Tara and I decided to go see The Trip at the Opera Plaza theater. As far as San Francisco movie theaters go, this is not one of our favorites. But they show artsy-fartsy movies and it's very close to a good bookstore.
I know what you're thinking. We might as well adopt orphans off the television and start knitting afghans. But sometimes it's just nice to go to movie and dinner with your friend and get in bed at a reasonable hour.

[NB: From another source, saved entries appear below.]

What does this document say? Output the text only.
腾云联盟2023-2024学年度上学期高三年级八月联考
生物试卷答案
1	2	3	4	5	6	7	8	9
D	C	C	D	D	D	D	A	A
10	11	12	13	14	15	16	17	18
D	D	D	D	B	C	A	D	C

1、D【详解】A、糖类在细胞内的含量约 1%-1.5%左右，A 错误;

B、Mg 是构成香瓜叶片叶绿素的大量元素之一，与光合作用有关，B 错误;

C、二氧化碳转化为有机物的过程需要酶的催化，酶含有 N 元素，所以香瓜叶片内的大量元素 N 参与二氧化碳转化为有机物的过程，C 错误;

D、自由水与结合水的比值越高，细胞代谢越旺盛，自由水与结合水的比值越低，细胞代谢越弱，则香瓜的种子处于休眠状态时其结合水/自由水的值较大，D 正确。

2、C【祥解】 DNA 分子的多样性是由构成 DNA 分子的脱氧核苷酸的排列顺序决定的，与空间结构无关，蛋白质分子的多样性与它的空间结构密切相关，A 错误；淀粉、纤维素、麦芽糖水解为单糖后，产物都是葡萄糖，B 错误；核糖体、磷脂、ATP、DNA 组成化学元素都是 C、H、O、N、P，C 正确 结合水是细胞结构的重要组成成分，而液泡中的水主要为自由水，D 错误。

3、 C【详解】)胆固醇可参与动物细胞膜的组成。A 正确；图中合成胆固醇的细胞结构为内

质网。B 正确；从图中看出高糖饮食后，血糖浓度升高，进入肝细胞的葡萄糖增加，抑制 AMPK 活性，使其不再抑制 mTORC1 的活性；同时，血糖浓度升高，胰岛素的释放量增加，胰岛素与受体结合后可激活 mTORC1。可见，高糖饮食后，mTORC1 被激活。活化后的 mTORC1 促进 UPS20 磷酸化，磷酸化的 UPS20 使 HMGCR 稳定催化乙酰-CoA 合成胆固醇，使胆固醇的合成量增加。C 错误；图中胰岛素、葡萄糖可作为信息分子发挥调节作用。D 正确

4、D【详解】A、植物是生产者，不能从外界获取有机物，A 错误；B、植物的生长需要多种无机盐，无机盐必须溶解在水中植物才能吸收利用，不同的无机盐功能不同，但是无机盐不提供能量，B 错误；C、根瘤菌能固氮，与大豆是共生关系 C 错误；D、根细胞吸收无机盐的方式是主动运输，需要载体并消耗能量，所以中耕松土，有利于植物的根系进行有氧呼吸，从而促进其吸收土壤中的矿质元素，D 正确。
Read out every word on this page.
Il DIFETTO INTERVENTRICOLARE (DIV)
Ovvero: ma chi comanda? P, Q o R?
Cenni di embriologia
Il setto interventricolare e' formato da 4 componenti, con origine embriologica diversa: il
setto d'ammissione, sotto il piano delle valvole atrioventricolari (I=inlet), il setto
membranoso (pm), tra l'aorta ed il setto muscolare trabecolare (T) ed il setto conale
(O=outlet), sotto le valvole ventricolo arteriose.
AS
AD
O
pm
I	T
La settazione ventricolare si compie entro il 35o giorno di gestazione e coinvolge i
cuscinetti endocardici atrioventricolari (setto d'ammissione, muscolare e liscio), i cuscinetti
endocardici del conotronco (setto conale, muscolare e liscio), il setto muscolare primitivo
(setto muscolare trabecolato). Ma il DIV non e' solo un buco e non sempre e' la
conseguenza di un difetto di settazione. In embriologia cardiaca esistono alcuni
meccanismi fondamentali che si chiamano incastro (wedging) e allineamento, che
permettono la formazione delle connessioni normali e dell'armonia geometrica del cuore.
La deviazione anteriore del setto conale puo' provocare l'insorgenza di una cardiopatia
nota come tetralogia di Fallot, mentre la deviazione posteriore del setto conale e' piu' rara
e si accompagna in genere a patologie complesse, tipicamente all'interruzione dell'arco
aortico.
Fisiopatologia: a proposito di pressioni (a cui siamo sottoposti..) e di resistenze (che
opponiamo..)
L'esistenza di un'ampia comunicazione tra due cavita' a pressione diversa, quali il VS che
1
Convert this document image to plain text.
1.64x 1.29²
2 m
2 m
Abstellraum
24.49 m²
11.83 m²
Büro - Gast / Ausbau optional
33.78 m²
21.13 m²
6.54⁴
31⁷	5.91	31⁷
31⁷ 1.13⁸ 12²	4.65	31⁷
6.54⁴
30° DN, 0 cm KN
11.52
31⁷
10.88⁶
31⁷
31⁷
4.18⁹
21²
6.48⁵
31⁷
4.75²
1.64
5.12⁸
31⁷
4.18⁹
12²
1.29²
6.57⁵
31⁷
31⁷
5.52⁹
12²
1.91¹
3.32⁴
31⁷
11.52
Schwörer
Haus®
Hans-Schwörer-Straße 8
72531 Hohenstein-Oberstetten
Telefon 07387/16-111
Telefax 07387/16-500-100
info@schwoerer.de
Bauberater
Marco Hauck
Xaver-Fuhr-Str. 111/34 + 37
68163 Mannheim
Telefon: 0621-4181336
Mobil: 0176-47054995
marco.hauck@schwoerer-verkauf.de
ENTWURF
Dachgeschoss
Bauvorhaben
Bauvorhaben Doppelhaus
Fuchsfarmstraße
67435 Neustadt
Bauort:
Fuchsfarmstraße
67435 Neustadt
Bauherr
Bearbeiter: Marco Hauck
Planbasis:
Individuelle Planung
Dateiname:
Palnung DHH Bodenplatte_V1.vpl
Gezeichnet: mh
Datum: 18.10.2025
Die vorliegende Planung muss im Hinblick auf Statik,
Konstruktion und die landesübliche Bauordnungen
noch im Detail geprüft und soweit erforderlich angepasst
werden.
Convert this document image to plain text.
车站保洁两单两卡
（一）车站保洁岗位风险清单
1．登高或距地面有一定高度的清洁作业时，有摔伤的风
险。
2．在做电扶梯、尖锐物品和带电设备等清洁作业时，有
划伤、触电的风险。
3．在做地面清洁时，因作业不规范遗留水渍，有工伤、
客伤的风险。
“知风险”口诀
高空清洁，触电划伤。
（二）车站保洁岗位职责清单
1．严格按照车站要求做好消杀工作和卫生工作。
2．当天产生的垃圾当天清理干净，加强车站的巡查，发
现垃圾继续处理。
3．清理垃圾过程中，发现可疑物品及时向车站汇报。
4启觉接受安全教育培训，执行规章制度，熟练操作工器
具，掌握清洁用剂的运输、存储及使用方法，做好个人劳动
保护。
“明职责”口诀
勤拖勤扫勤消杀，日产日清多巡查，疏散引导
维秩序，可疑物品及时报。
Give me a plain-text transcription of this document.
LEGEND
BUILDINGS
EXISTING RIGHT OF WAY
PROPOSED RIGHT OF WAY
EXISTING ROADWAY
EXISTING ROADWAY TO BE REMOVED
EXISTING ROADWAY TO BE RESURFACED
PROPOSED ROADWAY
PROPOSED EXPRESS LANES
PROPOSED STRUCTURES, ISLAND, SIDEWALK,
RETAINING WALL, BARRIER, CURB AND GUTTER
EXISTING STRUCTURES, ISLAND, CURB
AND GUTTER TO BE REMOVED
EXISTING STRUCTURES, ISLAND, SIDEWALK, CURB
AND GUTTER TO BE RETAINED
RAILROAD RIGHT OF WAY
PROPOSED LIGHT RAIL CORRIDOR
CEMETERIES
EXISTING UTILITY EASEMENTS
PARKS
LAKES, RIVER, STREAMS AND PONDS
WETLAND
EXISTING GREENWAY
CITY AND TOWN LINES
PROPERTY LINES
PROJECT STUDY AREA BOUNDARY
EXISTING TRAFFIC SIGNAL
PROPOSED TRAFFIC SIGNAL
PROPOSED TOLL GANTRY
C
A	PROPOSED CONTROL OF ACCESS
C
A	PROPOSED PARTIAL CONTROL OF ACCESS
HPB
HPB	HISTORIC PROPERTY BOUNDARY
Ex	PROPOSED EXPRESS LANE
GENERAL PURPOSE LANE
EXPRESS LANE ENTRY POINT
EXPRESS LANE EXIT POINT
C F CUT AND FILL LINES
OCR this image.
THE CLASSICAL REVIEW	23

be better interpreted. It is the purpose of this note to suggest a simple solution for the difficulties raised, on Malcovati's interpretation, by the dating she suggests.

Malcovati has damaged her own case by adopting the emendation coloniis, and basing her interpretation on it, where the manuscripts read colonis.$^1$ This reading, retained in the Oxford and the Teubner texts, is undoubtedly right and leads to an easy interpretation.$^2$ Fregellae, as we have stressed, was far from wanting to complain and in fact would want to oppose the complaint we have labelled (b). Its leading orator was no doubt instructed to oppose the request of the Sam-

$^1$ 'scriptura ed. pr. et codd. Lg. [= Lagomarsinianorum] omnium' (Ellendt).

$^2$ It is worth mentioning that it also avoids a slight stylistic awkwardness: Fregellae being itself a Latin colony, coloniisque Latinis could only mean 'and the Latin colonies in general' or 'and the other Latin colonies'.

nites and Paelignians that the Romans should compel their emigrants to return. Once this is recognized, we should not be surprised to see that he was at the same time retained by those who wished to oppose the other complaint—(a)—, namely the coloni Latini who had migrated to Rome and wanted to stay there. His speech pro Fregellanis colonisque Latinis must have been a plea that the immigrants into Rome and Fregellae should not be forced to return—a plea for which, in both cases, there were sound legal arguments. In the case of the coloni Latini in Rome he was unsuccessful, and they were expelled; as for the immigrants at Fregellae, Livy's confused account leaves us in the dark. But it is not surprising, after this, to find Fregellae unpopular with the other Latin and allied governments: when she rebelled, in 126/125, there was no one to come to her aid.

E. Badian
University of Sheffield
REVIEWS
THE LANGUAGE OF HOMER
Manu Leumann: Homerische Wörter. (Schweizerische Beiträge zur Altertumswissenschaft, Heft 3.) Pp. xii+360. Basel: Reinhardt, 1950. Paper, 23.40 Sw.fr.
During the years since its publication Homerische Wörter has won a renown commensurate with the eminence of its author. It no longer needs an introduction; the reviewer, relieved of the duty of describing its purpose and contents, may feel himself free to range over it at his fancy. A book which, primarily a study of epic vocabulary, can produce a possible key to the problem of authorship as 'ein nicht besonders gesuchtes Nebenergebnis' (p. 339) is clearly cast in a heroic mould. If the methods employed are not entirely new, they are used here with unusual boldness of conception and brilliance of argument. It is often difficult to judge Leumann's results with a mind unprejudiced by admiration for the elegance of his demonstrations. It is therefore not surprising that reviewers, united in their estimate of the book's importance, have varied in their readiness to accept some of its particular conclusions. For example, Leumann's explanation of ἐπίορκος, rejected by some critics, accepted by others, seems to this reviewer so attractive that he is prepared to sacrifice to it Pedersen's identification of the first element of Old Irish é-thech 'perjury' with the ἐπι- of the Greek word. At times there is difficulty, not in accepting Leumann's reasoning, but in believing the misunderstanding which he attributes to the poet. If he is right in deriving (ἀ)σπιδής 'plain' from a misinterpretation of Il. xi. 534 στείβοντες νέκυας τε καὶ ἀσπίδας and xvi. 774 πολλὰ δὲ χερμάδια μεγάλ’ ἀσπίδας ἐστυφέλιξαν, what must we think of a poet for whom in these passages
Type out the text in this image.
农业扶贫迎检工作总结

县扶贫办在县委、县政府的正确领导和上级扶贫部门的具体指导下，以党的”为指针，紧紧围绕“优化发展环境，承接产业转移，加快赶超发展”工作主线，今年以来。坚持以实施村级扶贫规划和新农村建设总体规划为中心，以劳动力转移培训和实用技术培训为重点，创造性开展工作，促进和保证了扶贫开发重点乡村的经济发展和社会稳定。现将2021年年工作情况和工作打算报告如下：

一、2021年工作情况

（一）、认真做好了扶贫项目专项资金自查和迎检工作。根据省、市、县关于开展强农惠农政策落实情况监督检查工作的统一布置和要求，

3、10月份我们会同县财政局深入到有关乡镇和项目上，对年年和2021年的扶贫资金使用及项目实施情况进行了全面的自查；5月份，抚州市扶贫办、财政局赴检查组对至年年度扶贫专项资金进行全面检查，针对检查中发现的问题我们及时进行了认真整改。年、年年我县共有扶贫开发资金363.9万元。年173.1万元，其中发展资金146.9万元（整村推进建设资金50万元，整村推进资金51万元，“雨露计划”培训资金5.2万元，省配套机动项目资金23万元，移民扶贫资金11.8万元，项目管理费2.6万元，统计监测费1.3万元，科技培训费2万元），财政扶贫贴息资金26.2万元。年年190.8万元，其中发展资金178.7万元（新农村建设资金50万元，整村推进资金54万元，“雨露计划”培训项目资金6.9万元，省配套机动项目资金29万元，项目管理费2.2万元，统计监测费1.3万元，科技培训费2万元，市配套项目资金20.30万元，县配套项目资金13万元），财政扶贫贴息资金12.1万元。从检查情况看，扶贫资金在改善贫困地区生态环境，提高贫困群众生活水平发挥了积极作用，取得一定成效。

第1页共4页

Anyway, we sat down in the theater, which seats like 12 people, and all of a sudden, this young lady movie usher comes forward and like one of those poetry beggars on a subway, says, "Hi, my name is Lisa and I'll be starting the movie really soon. Please let me know if you need anything, or if the movie is blurry. I'll be in several times to check on everything, but don't hesitate to come get me if anything is wrong."
And with that, Tara beams and screams, "Thanks Lisa!"
I didn't know what was weirder: the announcement or Tara reminding me of my grandmother in church. (When the priest would say, 'Peace be with you' my grandmother would always scream, 'And also with YOU, Father!' as if that would get guarantee her entry into heaven.)
The Trip involves two British comedians, one of whom we'd heard of, driving around the UK eating at amazing restaurants and talking. I have never seen "My Dinner With Andre" but based upon a lifetime of cultural references, I suspect it is very similar.
They also do about an hour of Michael Caine impressions. Hey, I like Michael Caine. And I am mildly amused by a discussion on the nuances of his speech patterns over food porn. But after a while, I wanted to scream, "Do Walken!"
Opera Plaza Cinemas attract an older crowd of recent retirees who speak in their regular voices during the movie. The Trip involves lots of very high-concept dining restaurants. Now, it's not like I'm kicking my feet up on the table at Manresa every Wednesday, but let's all agree that 'foam' is no longer a big deal. There is no need to audibly react everytime something arrives at the table with foam on it. Half of the audience had clearly seen an episode of Top Chef Season 1 and felt they were in the know on the foam fad.
It drove me fucking nuts.
Afterwards, we went to dinner at The Boxing Room which everyone is talking about and I had never been to. It's Lousianna food, so lots of crawfish and gumbo in low lighting with lots of charming skillets and chalkboards. If Forrest Gump was looking for a slightly upscale dining experience, he'd go to The Boxing Room.
Tara and I ate at the bar and spent as much time complaining about the movie's Michael Caine impressions as actually appeared in the movie. By the end of our entrees at like, 11-ish, Tara announced the same thing she always announces towards the end of our post-movie dinners.
"Honestly, and I know I always say this, I can't wait to crawl into bed with my book."
A year ago, I'd have silently congratulated myself for having an 'older' friend. But now, I couldn't agree more. Having a weird (and thus entertaining) artsy movie and dinner night with my friend Tara and crawling into my adult, clean-sheeted and already-made bed by midnight with 2 chapters left of my awesome book is...well, wonderful.